# Logistic Regression
---

In [1]:
import torch
import torch.nn as nn
import numpy as np
from sklearn import datasets
from sklearn.preprocessing import StandardScaler
from sklearn.model_selection import train_test_split

  return f(*args, **kwds)


In [12]:
# Prepare the dataset
cancer_dataset = datasets.load_breast_cancer()
X, y = cancer_dataset.data, cancer_dataset.target
n_samples, n_features = X.shape
print(f"Feature names: {cancer_dataset.feature_names}")
print(f"No. of Samples: {n_samples}\nNo. of Features: {n_features}")
X_train, X_test, y_train, y_test = train_test_split(X, y, test_size=0.2, random_state=1234)
print(f"Original X Shape: {X_train.shape} y Shape: {y_train.shape}")
# Scale the dataset for 0 mean and 1 variance
scaler = StandardScaler()
X_train = scaler.fit_transform(X_train)
X_test = scaler.transform(X_test)
# Convert to tensors
X_train = torch.from_numpy(X_train.astype(np.float32))
X_test = torch.from_numpy(X_test.astype(np.float32))
y_train = torch.from_numpy(y_train.astype(np.float32))
y_test = torch.from_numpy(y_test.astype(np.float32))
y_train = y_train.view(y_train.shape[0], 1)
y_test = y_test.view(y_test.shape[0], 1)
print(f"Final X Shape: {X_train.shape} y Shape: {y_train.shape}")

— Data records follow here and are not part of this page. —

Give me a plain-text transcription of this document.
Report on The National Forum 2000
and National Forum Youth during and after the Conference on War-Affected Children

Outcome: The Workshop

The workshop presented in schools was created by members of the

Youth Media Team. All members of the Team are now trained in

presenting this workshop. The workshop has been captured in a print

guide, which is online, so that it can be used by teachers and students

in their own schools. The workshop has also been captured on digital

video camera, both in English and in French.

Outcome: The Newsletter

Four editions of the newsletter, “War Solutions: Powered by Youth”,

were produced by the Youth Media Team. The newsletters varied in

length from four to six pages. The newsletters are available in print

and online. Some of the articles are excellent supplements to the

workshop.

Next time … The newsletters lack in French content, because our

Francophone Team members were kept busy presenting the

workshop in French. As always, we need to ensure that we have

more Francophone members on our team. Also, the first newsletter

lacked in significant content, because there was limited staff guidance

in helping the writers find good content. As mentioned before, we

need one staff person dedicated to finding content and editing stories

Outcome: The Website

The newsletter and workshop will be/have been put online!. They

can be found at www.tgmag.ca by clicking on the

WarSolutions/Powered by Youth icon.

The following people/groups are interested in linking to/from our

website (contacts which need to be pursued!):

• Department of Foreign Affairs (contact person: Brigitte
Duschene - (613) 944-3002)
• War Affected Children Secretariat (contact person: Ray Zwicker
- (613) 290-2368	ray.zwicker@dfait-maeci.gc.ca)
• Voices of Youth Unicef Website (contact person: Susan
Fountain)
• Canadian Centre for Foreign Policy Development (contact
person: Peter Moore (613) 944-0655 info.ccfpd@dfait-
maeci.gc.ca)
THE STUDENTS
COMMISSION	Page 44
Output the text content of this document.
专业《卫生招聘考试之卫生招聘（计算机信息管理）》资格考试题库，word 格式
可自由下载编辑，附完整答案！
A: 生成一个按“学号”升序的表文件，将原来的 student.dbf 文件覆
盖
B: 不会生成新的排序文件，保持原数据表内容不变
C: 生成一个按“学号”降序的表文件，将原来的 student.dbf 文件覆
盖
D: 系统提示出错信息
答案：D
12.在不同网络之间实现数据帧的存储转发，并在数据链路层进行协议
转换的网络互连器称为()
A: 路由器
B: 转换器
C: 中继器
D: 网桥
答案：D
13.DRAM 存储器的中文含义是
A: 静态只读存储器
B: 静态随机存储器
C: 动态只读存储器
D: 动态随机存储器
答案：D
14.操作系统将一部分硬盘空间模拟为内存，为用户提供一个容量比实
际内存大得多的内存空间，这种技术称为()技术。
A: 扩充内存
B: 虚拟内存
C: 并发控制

Feature names: ['mean radius' 'mean texture' 'mean perimeter' 'mean area'
 'mean smoothness' 'mean compactness' 'mean concavity'
 'mean concave points' 'mean symmetry' 'mean fractal dimension'
 'radius error' 'texture error' 'perimeter error' 'area error'
 'smoothness error' 'compactness error' 'concavity error'
 'concave points error' 'symmetry error' 'fractal dimension error'
 'worst radius' 'worst texture' 'worst perimeter' 'worst area'
 'worst smoothness' 'worst compactness' 'worst concavity'
 'worst concave points' 'worst symmetry' 'worst fractal dimension']
No. of Samples: 569
No. of Features: 30
Original X Shape: (455, 30) y Shape: (455,)
Final X Shape: torch.Size([455, 30]) y Shape: torch.Size([455, 1])


In [21]:
# Model Building
class LogisticModel(nn.Module):
    def __init__(self, n_input_features):
        super(LogisticModel, self).__init__()
        self.linear = nn.Linear(n_input_features, 1)
        
    def forward(self, x):
        y_pred = torch.sigmoid(self.linear(x))
        return y_pred

In [22]:
model = LogisticModel(n_features)
criterion = nn.BCELoss()
alpha = 0.01
epochs = 200
optimizer = torch.optim.SGD(model.parameters(), lr=alpha)
# Training loop
for epoch in range(epochs):
    # forward pass
    y_pred = model(X_train)
    loss = criterion(y_pred, y_train)
    # Backward pass
    loss.backward()
    # update parameters
    optimizer.step()
    # delete the gradients
    optimizer.zero_grad()
    
    if (epoch+1) % 10 == 0:
        print(f"Epoch: {epoch+1} Loss: {loss.item():.4f}")
    

Epoch: 10 Loss: 0.5762
Epoch: 20 Loss: 0.4713
Epoch: 30 Loss: 0.4059
Epoch: 40 Loss: 0.3612
Epoch: 50 Loss: 0.3285
Epoch: 60 Loss: 0.3033
Epoch: 70 Loss: 0.2833
Epoch: 80 Loss: 0.2668
Epoch: 90 Loss: 0.2530
Epoch: 100 Loss: 0.2412
Epoch: 110 Loss: 0.2309
Epoch: 120 Loss: 0.2219
Epoch: 130 Loss: 0.2140
Epoch: 140 Loss: 0.2069
Epoch: 150 Loss: 0.2004
Epoch: 160 Loss: 0.1946
Epoch: 170 Loss: 0.1893
Epoch: 180 Loss: 0.1844
Epoch: 190 Loss: 0.1799
Epoch: 200 Loss: 0.1757


In [23]:
# Evaluate Model
with torch.no_grad():
    # Since no gradient computation required now, we use no grad to let the graph know.
    y_pred = model(X_test)
    y_pred_class = y_pred.round()
    accuracy = y_pred_class.eq(y_test).sum() / float(y_test.shape[0])
    print(f"Accuracy: {accuracy:.4f}")

Accuracy: 0.9298


## Note -
- `Fit transform` and `Transform` use cases. Since train and test mean and variance are different. How this works?